Vefanın yurdu kalptir. Vefa hasletinin gönüllere yerleştirilmesi, gönlümüzün bütün insanlara ve varlıklara açılması anlamına gelmektedir. Bütün insanlığı ve mahlukatı kendisine akraba gören, vefa gösterip onlara gönlünde yer açan kişi, sahih anlamda insanlıkla ve varlıkla ilişki kurmayı başarmaktadır. Yunus Emre’nin “Yaratılanı severiz Yaradan’dan ötürü” fikri, Allah’a vefa göstermenin, O’nun yarattığı mahlukata vefa göstermeyi gerekli kıldığını özlü bir şekilde ifade etmektedir. Yunus Emre’nin “72 millete aynı gözle bakmayan, halka müderris olsa hakka asidir” ahlaki anlamda olgunlaşmış insan olmanın asli ölçütünün evrensel fıtri vefa olduğunu ifade etmesi, Yaradan’a ve yaratılana vefa göstermenin birbirinden koparılamayacağı anlamına gelmektedir.

Allah’a vermiş olduğumuz, sadece O’nu Rab olarak tanımak şeklindeki ahdimize vefa ve sadakat göstermek, Allah’ın yarattığı mahlukata vefa duygularıyla yaklaşmak, insanın Allah’ın dünyasında bir yer edinmesini sağlamaktadır. Allah’ın gönlüne girebilmemiz için, O’nunla yapmış olduğumuz misaka uymamız lazımdır.
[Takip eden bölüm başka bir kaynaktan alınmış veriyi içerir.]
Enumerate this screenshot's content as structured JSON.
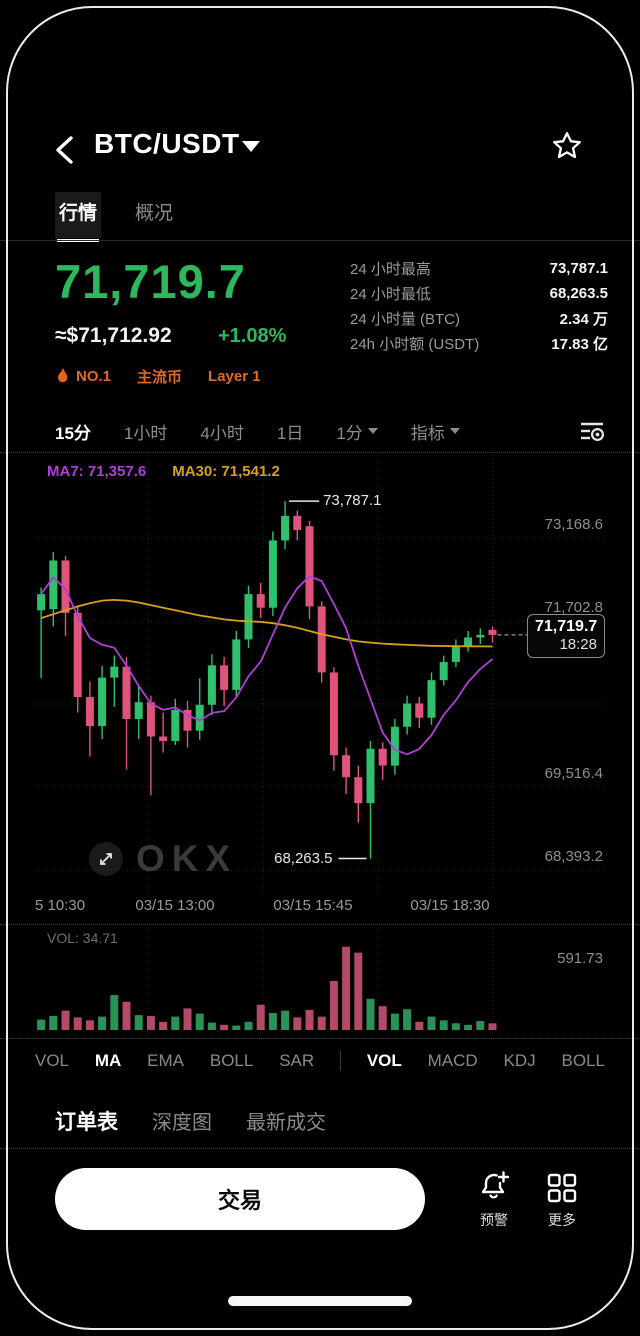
{
  "header": {
    "title": "BTC/USDT"
  },
  "main_tabs": [
    {
      "label": "行情",
      "active": true
    },
    {
      "label": "概况",
      "active": false
    }
  ],
  "price": {
    "last": "71,719.7",
    "fiat": "≈$71,712.92",
    "change": "+1.08%"
  },
  "stats": [
    {
      "label": "24 小时最高",
      "value": "73,787.1"
    },
    {
      "label": "24 小时最低",
      "value": "68,263.5"
    },
    {
      "label": "24 小时量 (BTC)",
      "value": "2.34 万"
    },
    {
      "label": "24h 小时额 (USDT)",
      "value": "17.83 亿"
    }
  ],
  "badges": {
    "rank": "NO.1",
    "tags": [
      "主流币",
      "Layer 1"
    ]
  },
  "timeframes": [
    {
      "label": "15分",
      "active": true,
      "caret": false
    },
    {
      "label": "1小时",
      "active": false,
      "caret": false
    },
    {
      "label": "4小时",
      "active": false,
      "caret": false
    },
    {
      "label": "1日",
      "active": false,
      "caret": false
    },
    {
      "label": "1分",
      "active": false,
      "caret": true
    },
    {
      "label": "指标",
      "active": false,
      "caret": true
    }
  ],
  "chart_data": {
    "type": "candlestick+volume",
    "ma7_label": "MA7: 71,357.6",
    "ma30_label": "MA30: 71,541.2",
    "high_annotation": "73,787.1",
    "low_annotation": "68,263.5",
    "price_tag": {
      "price": "71,719.7",
      "time": "18:28"
    },
    "y_axis_labels": [
      "73,168.6",
      "71,702.8",
      "69,516.4",
      "68,393.2"
    ],
    "x_axis_labels": [
      "5 10:30",
      "03/15 13:00",
      "03/15 15:45",
      "03/15 18:30"
    ],
    "price_range": [
      67700,
      74500
    ],
    "vol_label": "VOL: 34.71",
    "vol_axis_max_label": "591.73",
    "vol_axis_max": 591.73,
    "colors": {
      "up": "#2fbf6d",
      "down": "#e0547c",
      "vol_up": "#2a9157",
      "vol_down": "#b24a68",
      "ma7": "#b03fd6",
      "ma30": "#d6a21e"
    },
    "candles": [
      [
        72100,
        72450,
        71050,
        72350
      ],
      [
        72120,
        73000,
        71850,
        72870
      ],
      [
        72870,
        72940,
        71700,
        72060
      ],
      [
        72060,
        72160,
        70520,
        70760
      ],
      [
        70760,
        71000,
        69840,
        70310
      ],
      [
        70310,
        71240,
        70110,
        71060
      ],
      [
        71060,
        71400,
        70610,
        71230
      ],
      [
        71230,
        71380,
        69640,
        70420
      ],
      [
        70420,
        70920,
        70110,
        70680
      ],
      [
        70680,
        70780,
        69240,
        70150
      ],
      [
        70150,
        70520,
        69900,
        70080
      ],
      [
        70080,
        70730,
        70020,
        70560
      ],
      [
        70560,
        70700,
        69980,
        70240
      ],
      [
        70240,
        71050,
        70100,
        70640
      ],
      [
        70640,
        71420,
        70480,
        71250
      ],
      [
        71250,
        71380,
        70620,
        70870
      ],
      [
        70870,
        71780,
        70760,
        71650
      ],
      [
        71650,
        72480,
        71520,
        72350
      ],
      [
        72350,
        72520,
        71980,
        72140
      ],
      [
        72140,
        73320,
        72010,
        73180
      ],
      [
        73180,
        73787.1,
        73040,
        73560
      ],
      [
        73560,
        73640,
        73180,
        73340
      ],
      [
        73400,
        73480,
        71960,
        72160
      ],
      [
        72160,
        72240,
        70980,
        71140
      ],
      [
        71140,
        71220,
        69620,
        69860
      ],
      [
        69860,
        69980,
        69260,
        69520
      ],
      [
        69520,
        69700,
        68820,
        69120
      ],
      [
        69120,
        70080,
        68263.5,
        69960
      ],
      [
        69960,
        70060,
        69480,
        69700
      ],
      [
        69700,
        70420,
        69560,
        70300
      ],
      [
        70300,
        70780,
        70180,
        70660
      ],
      [
        70660,
        70760,
        70280,
        70440
      ],
      [
        70440,
        71140,
        70330,
        71020
      ],
      [
        71020,
        71400,
        70940,
        71300
      ],
      [
        71300,
        71650,
        71220,
        71540
      ],
      [
        71540,
        71780,
        71460,
        71680
      ],
      [
        71680,
        71820,
        71580,
        71720
      ],
      [
        71800,
        71850,
        71600,
        71719.7
      ]
    ],
    "volumes": [
      70,
      95,
      130,
      85,
      65,
      90,
      235,
      190,
      100,
      95,
      55,
      90,
      145,
      110,
      50,
      35,
      30,
      55,
      170,
      115,
      130,
      85,
      135,
      90,
      330,
      560,
      520,
      210,
      160,
      110,
      140,
      55,
      90,
      65,
      45,
      35,
      60,
      45
    ],
    "ma30": [
      71980,
      72040,
      72100,
      72160,
      72210,
      72250,
      72260,
      72250,
      72220,
      72180,
      72140,
      72100,
      72060,
      72020,
      71990,
      71960,
      71940,
      71930,
      71920,
      71900,
      71870,
      71830,
      71780,
      71730,
      71690,
      71650,
      71620,
      71600,
      71585,
      71575,
      71565,
      71558,
      71552,
      71548,
      71545,
      71543,
      71542,
      71541
    ]
  },
  "indicators": {
    "main": [
      "VOL",
      "MA",
      "EMA",
      "BOLL",
      "SAR"
    ],
    "main_active": "MA",
    "sub": [
      "VOL",
      "MACD",
      "KDJ",
      "BOLL"
    ],
    "sub_active": "VOL"
  },
  "order_tabs": [
    {
      "label": "订单表",
      "active": true
    },
    {
      "label": "深度图",
      "active": false
    },
    {
      "label": "最新成交",
      "active": false
    }
  ],
  "bottom_bar": {
    "trade_button": "交易",
    "alert_label": "预警",
    "more_label": "更多"
  },
  "watermark": "OKX"
}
Ahde vefa, insanı Allah’a ve insanlara yakın kılmakta, vefakâr insanlar Allah’ın nimetlerinden verimli bir şekilde istifade etme imkanlarına kavuşmaktadırlar. Dünyanın cazibesi, insanı Allah’tan uzaklaştırabilmektedir. Dünyevi servet, şehvet ve şöhretin peşinde koşma sonucu Allah’tan gafil olabilen insan, Allah’a yabancılaşabilmekte ve uzaklaşabilmektedir. Ahde vefa, bütün hayatımızda Allah’ın asli gaye olmasını gerektirmektedir. Dünyevi nitelikte hiçbir şey veya kimse, Allah’ın yerine asli amaç olarak ikame edilemez. Sadece Allah’a kul olma ve yeryüzünde O’na iman eden müminler olarak yaşama şeklinde bir ahdimiz olmasına rağmen, Allah’ın dışında sahte ve yapay şeylerle meşgul olmakla hayatımızı geçirmek, ahde vefa haliyle bağdaşmayan akıl ve ahlak dışı bir durumdur. Bu dünyada gerçekleşmesi için sürekli olarak çabalamamız gereken en önemli amacımız, işimiz ve sorumluluğumuz, Allah’a ve yaratılanlara karşı vefakâr insanlar olmaya çalışmaktır.